O zaman en iyisi şimdiden YSK’ya sormak.
Erken seçim olmaz ise Erdoğan’a “Aday olamazsınız” diyecek misiniz!
Federasyon mazbut da, sorun hakem ahalisi mi!
Türk Futbolu büyük bir kaos içinde.
Kulüpler öyle diyor.
Hakemler tam rezalet.
Kulüpler öyle diyor.
Türk futbolunda bir “Yapı var”.
Bazı kulüpler öyle olduğunu iddia ediyor.
Federasyon’un tüm kararları tartışmalı.
Kulüpler isyan ediyor.
Futbol Federasyonu UEFA Yönetim Kurulu seçimlerinde hiçbir Türk’ü aday göstermiyor ve yıllardır ilk defa UEFA yönetiminde bir temsilcimiz yok.
Tüm bu rezaletler üzerine ben de “Bu federasyon istifa etmeli ve kulüpler acilen bir seçim yaparak doğru düzgün bir federasyon seçmeli” diyorum.
Hakemlerin kötü olduğunu söyleyen, ligi Federasyon’un değil bir “yapı”nın dizayn ettiğini iddia edenler “Hayır, bu federasyon iyi, kalsın” diyor ve beni eleştiriyorlar.
Büyükekşi döneminde federasyon kötü idi.
Bunu ilk söyleyen ve hep söyleyenim.
O dönem hakemlere kötü dediniz ve Federasyon’u bunun sorumlusu yaptınız.

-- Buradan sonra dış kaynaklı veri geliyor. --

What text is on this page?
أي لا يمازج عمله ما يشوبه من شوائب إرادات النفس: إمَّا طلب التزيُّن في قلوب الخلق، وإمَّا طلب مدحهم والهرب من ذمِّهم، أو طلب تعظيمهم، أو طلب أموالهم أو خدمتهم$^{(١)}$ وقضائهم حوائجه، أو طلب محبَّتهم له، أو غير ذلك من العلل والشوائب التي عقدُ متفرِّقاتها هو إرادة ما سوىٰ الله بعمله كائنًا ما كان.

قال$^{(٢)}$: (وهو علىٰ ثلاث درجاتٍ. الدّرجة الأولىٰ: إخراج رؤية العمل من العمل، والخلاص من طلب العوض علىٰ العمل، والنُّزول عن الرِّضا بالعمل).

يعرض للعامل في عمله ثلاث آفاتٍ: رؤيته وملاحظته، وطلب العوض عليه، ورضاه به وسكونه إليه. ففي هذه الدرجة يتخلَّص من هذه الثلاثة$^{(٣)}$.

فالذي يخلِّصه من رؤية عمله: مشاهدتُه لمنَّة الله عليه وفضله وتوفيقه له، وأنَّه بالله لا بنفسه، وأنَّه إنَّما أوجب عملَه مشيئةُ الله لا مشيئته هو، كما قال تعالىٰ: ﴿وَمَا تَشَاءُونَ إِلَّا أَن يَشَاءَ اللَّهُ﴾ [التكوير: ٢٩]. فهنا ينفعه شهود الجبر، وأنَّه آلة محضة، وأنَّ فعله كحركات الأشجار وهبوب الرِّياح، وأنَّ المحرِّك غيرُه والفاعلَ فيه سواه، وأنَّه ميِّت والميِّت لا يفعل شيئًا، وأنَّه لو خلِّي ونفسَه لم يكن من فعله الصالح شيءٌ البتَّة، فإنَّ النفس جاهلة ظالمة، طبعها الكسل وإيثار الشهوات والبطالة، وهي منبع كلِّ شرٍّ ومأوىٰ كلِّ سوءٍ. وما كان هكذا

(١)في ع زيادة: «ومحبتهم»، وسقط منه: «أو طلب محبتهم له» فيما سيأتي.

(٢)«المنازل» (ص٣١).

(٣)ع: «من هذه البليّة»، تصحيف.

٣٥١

Ki doğrudur, öyle olması gerekir.
Ve Federasyon’un istifasını istediniz.
Ki iyi yaptınız, bence gitmeliydi.
Şimdi yine hakemlerin kötü olduğunu söylüyorsunuz.
Ki kötüler.
Ama bu sefer “Federasyon çok iyi ama hakemler kötü” diyor, Federasyon’un kalmasını istiyorsunuz.
Peki rica etsem bana ve herkese “Federasyon’un nesi iyi” bir anlatır mısınız!

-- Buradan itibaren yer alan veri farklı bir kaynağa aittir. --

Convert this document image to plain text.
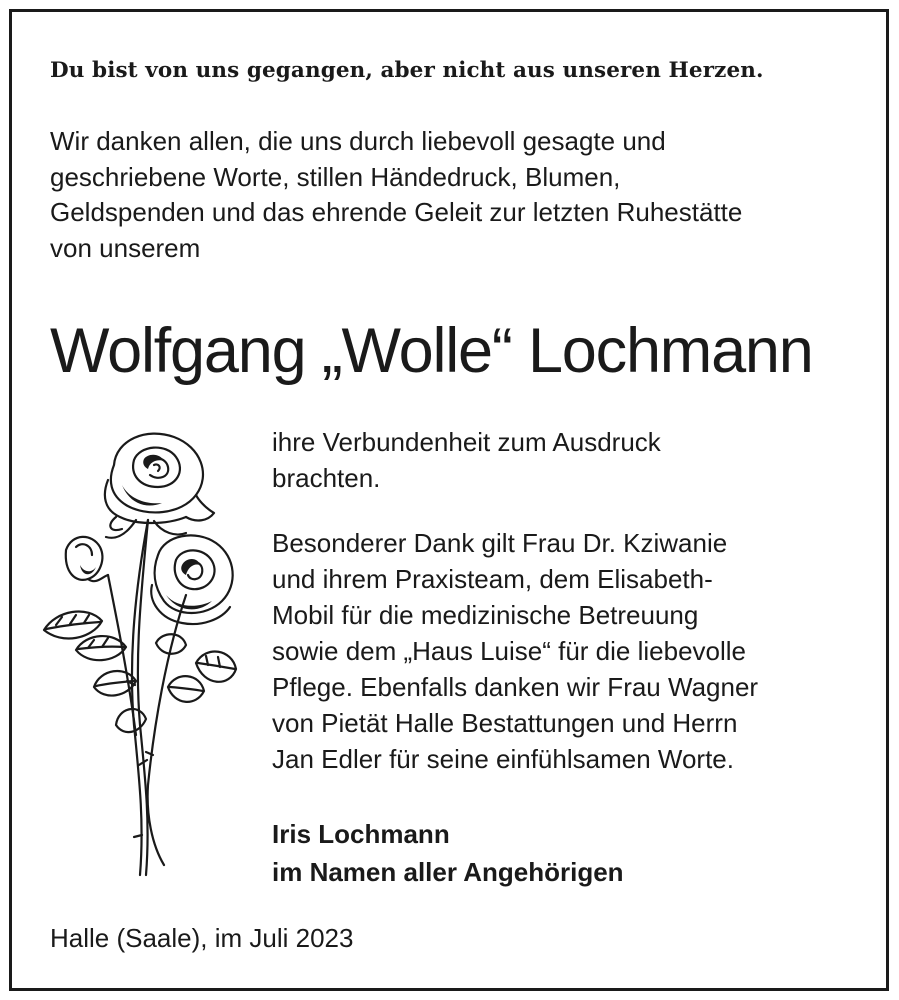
Du bist von uns gegangen, aber nicht aus unseren Herzen.
Wir danken allen, die uns durch liebevoll gesagte und
geschriebene Worte, stillen Händedruck, Blumen,
Geldspenden und das ehrende Geleit zur letzten Ruhestätte
von unserem
Wolfgang „Wolle“ Lochmann
ihre Verbundenheit zum Ausdruck
brachten.
Besonderer Dank gilt Frau Dr. Kziwanie
und ihrem Praxisteam, dem Elisabeth-
Mobil für die medizinische Betreuung
sowie dem „Haus Luise“ für die liebevolle
Pflege. Ebenfalls danken wir Frau Wagner
von Pietät Halle Bestattungen und Herrn
Jan Edler für seine einfühlsamen Worte.
Iris Lochmann
im Namen aller Angehörigen
Halle (Saale), im Juli 2023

Akrabayı, taallukatını Federasyon’a doldurup maaşlı eleman haline getirmesi mi iyi!
Üsküdar Belediyesi’nin işsiz kalan elemanlarını Federasyon’da maaşa bağlaması mı iyi!
UEFA’ya bir Türk yönetim kurulu üyesi yollamayı unutması mı iyi!
Nesi iyi de, geçen dönem bütün hakem hatalarının faturasını federasyon yönetimine kesiyordunuz da, şimdi hayali bir yapıya kesiyorsunuz!
“Yapı” dediğiniz şey gerçekse bile o “yapı” bu federasyon değil mi!
NE ZAMAN İNSAN OLURUZ?
Olmamak daha avantajlı olmadığı zaman.